Linkerd has led to time savings on multiple fronts.
The service mesh “helps you separate the networking logic, so there are shorter iterations and developers can focus on the feature itself,” Elimelech says. “It’s shifting the developer mind to focus on the business logic and not on some technicality. It just makes it easier and faster to deploy and develop, and you have a safety net.”
Because Linkerd is language agnostic, “you don’t need to provide the same library for the Java stack and Node and Go and Python,” he adds. “You just have one sidecar container that takes over all the networking and does it in a transparent way without writing over and over again the same libraries in many languages.”

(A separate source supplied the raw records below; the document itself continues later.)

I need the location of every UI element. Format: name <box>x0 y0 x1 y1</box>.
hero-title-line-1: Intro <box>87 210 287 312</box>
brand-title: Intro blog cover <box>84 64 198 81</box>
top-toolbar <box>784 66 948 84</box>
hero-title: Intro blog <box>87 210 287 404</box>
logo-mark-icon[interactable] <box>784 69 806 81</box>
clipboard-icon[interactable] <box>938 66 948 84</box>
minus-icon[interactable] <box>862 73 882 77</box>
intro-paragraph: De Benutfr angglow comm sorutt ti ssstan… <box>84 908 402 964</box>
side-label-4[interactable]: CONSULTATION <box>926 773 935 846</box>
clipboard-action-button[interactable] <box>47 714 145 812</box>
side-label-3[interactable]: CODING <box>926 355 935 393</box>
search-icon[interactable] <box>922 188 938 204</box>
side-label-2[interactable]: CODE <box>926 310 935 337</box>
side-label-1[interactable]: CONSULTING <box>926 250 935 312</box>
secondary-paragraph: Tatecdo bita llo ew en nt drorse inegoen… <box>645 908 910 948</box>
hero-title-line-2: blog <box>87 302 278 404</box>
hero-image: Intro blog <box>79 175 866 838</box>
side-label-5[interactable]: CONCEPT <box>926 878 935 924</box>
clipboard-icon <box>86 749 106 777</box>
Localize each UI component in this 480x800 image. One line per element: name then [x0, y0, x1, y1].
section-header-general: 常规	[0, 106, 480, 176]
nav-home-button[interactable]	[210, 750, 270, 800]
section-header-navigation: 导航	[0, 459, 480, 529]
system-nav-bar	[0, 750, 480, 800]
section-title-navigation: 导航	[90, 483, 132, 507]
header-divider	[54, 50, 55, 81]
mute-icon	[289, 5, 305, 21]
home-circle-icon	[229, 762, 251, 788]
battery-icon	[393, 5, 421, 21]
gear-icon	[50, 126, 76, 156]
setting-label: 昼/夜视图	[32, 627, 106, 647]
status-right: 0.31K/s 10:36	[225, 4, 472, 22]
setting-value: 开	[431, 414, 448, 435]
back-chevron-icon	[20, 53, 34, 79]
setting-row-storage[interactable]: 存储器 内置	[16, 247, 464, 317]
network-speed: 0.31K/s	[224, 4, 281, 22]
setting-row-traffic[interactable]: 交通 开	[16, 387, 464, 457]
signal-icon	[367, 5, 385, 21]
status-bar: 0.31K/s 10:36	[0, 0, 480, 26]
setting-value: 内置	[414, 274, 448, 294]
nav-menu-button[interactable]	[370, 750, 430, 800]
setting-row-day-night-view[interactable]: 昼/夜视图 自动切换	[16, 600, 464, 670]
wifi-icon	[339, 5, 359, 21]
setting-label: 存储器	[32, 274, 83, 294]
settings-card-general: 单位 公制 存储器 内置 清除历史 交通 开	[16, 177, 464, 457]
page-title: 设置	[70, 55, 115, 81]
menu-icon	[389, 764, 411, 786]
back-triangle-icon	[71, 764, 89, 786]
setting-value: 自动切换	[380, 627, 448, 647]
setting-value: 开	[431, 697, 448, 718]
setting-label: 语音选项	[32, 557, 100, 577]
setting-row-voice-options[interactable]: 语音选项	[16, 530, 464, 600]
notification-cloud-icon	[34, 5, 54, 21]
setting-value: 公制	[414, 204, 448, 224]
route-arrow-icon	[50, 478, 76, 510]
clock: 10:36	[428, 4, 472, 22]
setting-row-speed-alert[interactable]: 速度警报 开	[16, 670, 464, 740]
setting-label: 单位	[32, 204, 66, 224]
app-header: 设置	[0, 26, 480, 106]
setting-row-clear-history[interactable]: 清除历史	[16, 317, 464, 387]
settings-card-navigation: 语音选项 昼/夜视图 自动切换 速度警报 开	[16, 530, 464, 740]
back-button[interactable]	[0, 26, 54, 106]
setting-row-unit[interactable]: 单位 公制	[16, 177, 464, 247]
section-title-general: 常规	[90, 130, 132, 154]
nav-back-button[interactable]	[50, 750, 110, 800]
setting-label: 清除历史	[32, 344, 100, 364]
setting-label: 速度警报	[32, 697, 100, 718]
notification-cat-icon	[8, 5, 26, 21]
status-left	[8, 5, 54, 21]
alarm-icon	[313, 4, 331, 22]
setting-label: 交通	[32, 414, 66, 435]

Plus, MTTR is shorter by a factor of 2. “Developers are able to detect a bad service in the mesh themselves,” Elimelech says. “It’s easier to spot bad deployments that have a spike in latency, something like memory leaks that are small enough that we wouldn’t see without Linkerd.”
“We’re able to enforce timeouts via Linkerd. Even if you forgot about it, you get it immediately without deployment, without code change.”
— Or Elimelech, Site Reliability Engineer at Apester
Next up, Elimelech is starting to implement canary deployments using Linkerd and the Kubernetes operator Flagger. “They will be very helpful in deploying new software and testing it with production traffic without actually switching the new deployment on for everyone,” he says.
Asked if he had any best practices to share, Elimelech said simply, “It’s such an easy-to-use product. Move to Linkerd and you’ll be very happy.”
Indeed, Apester has been. With all those billions of requests per month going through Linkerd, he says, “we’ve gone six months without a timeout—and counting.”